Le imprese energivore hanno un rischio di default maggiore e crescente
Secondo un rapporto presentato in occasione dell’evento Re-Source Italy 2024 da Cerved Rating Agency, un’agenzia specializzata nella valutazione del merito creditizio delle società e nella misurazione delle performance ESG, «Le imprese cosiddette “energivore” sono tra quelle con il rischio di default più alto e in maggiore crescita negli ultimi anni, nonostante il lieve calo dei primi mesi del 2024. Analizzando le 796 imprese italiane (sulle oltre 14.000 oggetto di rating da parte dell’agenzia) con un’alta incidenza dei costi energetici sul fatturato, emerge infatti un sensibile deterioramento del profilo di rischio di credito (+10% nel 2022 e +11% nel 2023) che nel 2023 ha raggiunto, anche a causa dei prezzi energetici, il picco massimo del 6.45%, poi sceso lievemente a 6,34% nel maggio di quest’anno. Al contrario, le imprese con bassi consumi energetici mostrano una probabilità di default inferiore, benché anch’essa in peggioramento ma attualmente stabile, e uno score di sostenibilità migliore».
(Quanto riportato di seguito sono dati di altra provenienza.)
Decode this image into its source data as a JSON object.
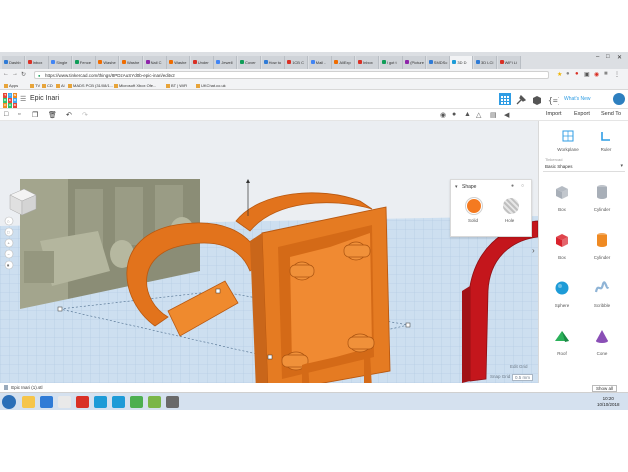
{
  "browser": {
    "tabs": [
      {
        "label": "Dashb",
        "color": "#2f7bd6"
      },
      {
        "label": "Inbox",
        "color": "#d93025"
      },
      {
        "label": "Single",
        "color": "#4285f4"
      },
      {
        "label": "Fence",
        "color": "#0f9d58"
      },
      {
        "label": "Washe",
        "color": "#ef6c00"
      },
      {
        "label": "Washe",
        "color": "#ef6c00"
      },
      {
        "label": "Nail C",
        "color": "#8e24aa"
      },
      {
        "label": "Washe",
        "color": "#ef6c00"
      },
      {
        "label": "Under",
        "color": "#d93025"
      },
      {
        "label": "Jewell",
        "color": "#4285f4"
      },
      {
        "label": "Cover",
        "color": "#0f9d58"
      },
      {
        "label": "How to",
        "color": "#2f7bd6"
      },
      {
        "label": "1CB C",
        "color": "#d93025"
      },
      {
        "label": "Mail -",
        "color": "#4285f4"
      },
      {
        "label": "AliExp",
        "color": "#ef6c00"
      },
      {
        "label": "Inbox",
        "color": "#d93025"
      },
      {
        "label": "I got t",
        "color": "#0f9d58"
      },
      {
        "label": "(Picture",
        "color": "#8e24aa"
      },
      {
        "label": "SMDSc",
        "color": "#2f7bd6"
      },
      {
        "label": "3D D",
        "color": "#1b9bd7"
      },
      {
        "label": "3D LCI",
        "color": "#2f7bd6"
      },
      {
        "label": "WiFi Li",
        "color": "#d93025"
      }
    ],
    "url": "https://www.tinkercad.com/things/8PDzAuSYd0b-epic-inari/editv2",
    "bookmarks": [
      {
        "label": "Apps"
      },
      {
        "label": "TV"
      },
      {
        "label": "CD"
      },
      {
        "label": "Al"
      },
      {
        "label": "MADS PCB (31/08/1..."
      },
      {
        "label": "Microsoft Xbox Ofe..."
      },
      {
        "label": "BT | WiFi"
      },
      {
        "label": "UKChat.co.uk"
      }
    ]
  },
  "tinkercad": {
    "logo_letters": [
      "T",
      "I",
      "N",
      "K",
      "E",
      "R",
      "C",
      "A",
      "D"
    ],
    "logo_colors": [
      "#e54637",
      "#3fa9f5",
      "#ef8a23",
      "#2ec26e",
      "#e54637",
      "#3fa9f5",
      "#ef8a23",
      "#2ec26e",
      "#e54637"
    ],
    "design_name": "Epic Inari",
    "whats_new": "What's New",
    "right_tabs": {
      "import": "Import",
      "export": "Export",
      "send_to": "Send To"
    }
  },
  "inspector": {
    "title": "Shape",
    "solid_label": "Solid",
    "hole_label": "Hole",
    "solid_color": "#f47a20"
  },
  "shapes_panel": {
    "workplane_label": "Workplane",
    "ruler_label": "Ruler",
    "category_small": "Tinkercad",
    "category": "Basic Shapes",
    "shapes": [
      {
        "label": "Box",
        "color": "#a8afb8",
        "kind": "box"
      },
      {
        "label": "Cylinder",
        "color": "#a8afb8",
        "kind": "cyl"
      },
      {
        "label": "Box",
        "color": "#d9232d",
        "kind": "box"
      },
      {
        "label": "Cylinder",
        "color": "#ef8a23",
        "kind": "cyl"
      },
      {
        "label": "Sphere",
        "color": "#1d9bd7",
        "kind": "sphere"
      },
      {
        "label": "Scribble",
        "color": "#8fb4d6",
        "kind": "scribble"
      },
      {
        "label": "Roof",
        "color": "#2bb15a",
        "kind": "roof"
      },
      {
        "label": "Cone",
        "color": "#8a4fb6",
        "kind": "cone"
      }
    ]
  },
  "grid": {
    "edit_grid": "Edit Grid",
    "snap_grid_label": "Snap Grid",
    "snap_grid_value": "0.5 mm"
  },
  "download": {
    "file": "Epic Inari (1).stl",
    "show_all": "Show all"
  },
  "taskbar": {
    "time": "10:20",
    "date": "10/10/2018"
  },
  "colors": {
    "part_orange": "#e97a1f",
    "part_red": "#c4161c",
    "part_olive": "#8d8f79",
    "workplane": "#cfe0f0"
  }
}
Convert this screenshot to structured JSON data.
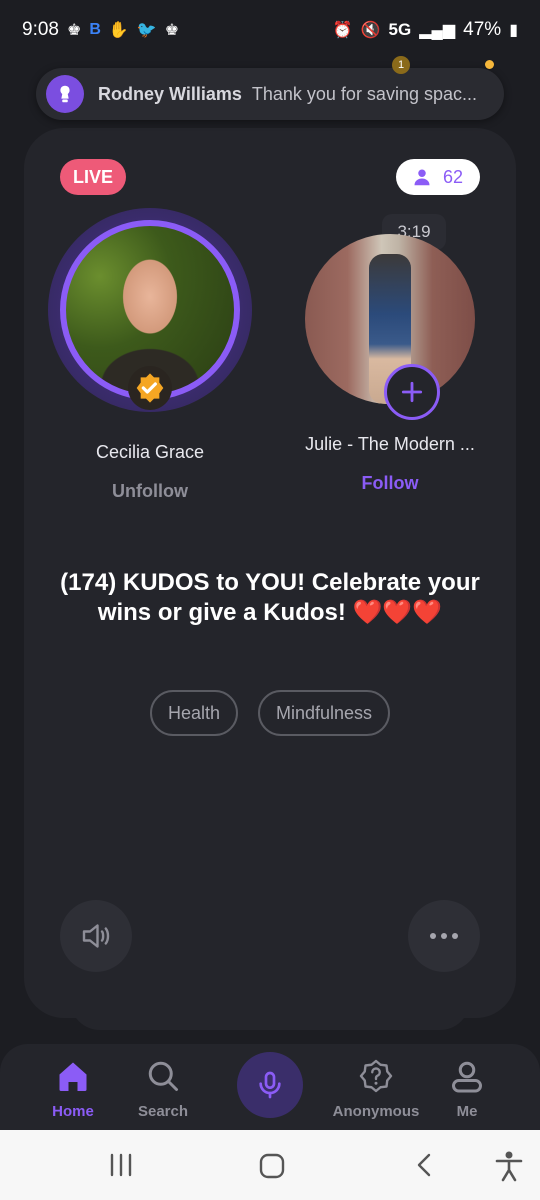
{
  "status_bar": {
    "time": "9:08",
    "network": "5G",
    "battery": "47%"
  },
  "notification": {
    "sender": "Rodney Williams",
    "message": "Thank you for saving spac...",
    "badge_count": "1"
  },
  "room": {
    "live_label": "LIVE",
    "listener_count": "62",
    "timer": "3:19",
    "title": "(174) KUDOS to YOU! Celebrate your wins or give a Kudos! ❤️❤️❤️",
    "tags": [
      "Health",
      "Mindfulness"
    ]
  },
  "speakers": [
    {
      "name": "Cecilia Grace",
      "action": "Unfollow"
    },
    {
      "name": "Julie - The Modern ...",
      "action": "Follow"
    }
  ],
  "bottom_nav": {
    "home": "Home",
    "search": "Search",
    "anonymous": "Anonymous",
    "me": "Me"
  },
  "colors": {
    "accent": "#8b5cf6",
    "live": "#ee5a78",
    "background": "#1c1d22",
    "card": "#24252b"
  }
}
Cerved Rating Agency ha analizzato anche il potenziale di installazione di impianti fotovoltaici attraverso la stipula di Power Purchase Agreement (PPA), contratti di lungo termine che regolano la fornitura di energia elettrica rinnovabile a prezzi definiti e che si stanno affermando come strumento di mercato utile alle imprese per sostenere gli investimenti necessari alla transizione energetica ed ecologica. Ma il report fa notare che «Per ottenere questi finanziamenti è però molto spesso necessario un rating creditizio alto, di categoria Investment grade». Questo ha portato a ridurre a 344 imprese (rispetto alle 796 iniziali) che grazie ai PPA potrebbero produrre circa 1.300 GWh di energia fotovoltaica, coprendo parte dei propri consumi e preservando una classe elevata di merito creditizio.
Cerved Rating Agency spiega che «Si tratta soprattutto di grandi aziende, collocate al 75% al Nord, ma oltre il 10% del potenziale riguarderebbe anche PMI, che potrebbero sfruttare sistemi di aggregazione fra imprese dello stesso ambito e filiera. Il 43% del potenziale di installazione deriverebbe dal settore manifatturiero, seguito a grande distanza dall’industria della gomma e plastica, poi carta e imballaggi, alimentari, metallurgia, gestione dei rifiuti».
Inoltre, per sostenere gli investimenti necessari, 95 imprese potrebbero mettere bond fino a 1,8 miliardi di euro senza intaccare la loro solidità finanziaria. I rapporto evidenzia che «Questo potenziale di emissione proverrebbe quasi totalmente da imprese grandi (92,1%), al 56,4% concentrate nel settore manifatturiero e al 15,4% nella gomma e plastica, localizzate nel Nord del Paese (1,54 miliardi di euro). All’interno di questo cluster, le imprese che operano in settori maggiormente esposti alla transizione ecologica ed energetica (ad esempio plastica e gomma, metallurgia, chimica, agricoltura, gestione dei rifiuti), e dunque in cerca di finanziamenti per affrontarla, potrebbero emettere green bond per 500 milioni di euro, suddivisi in particolare tra Nord-ovest (289 milioni di euro) e Nord-est (140 milioni). Si tratta per oltre il 17% di PMI e i settori più rilevanti si confermano gomma e plastica (55,4%), metallurgia (21,6%) e chimica (11,7%)».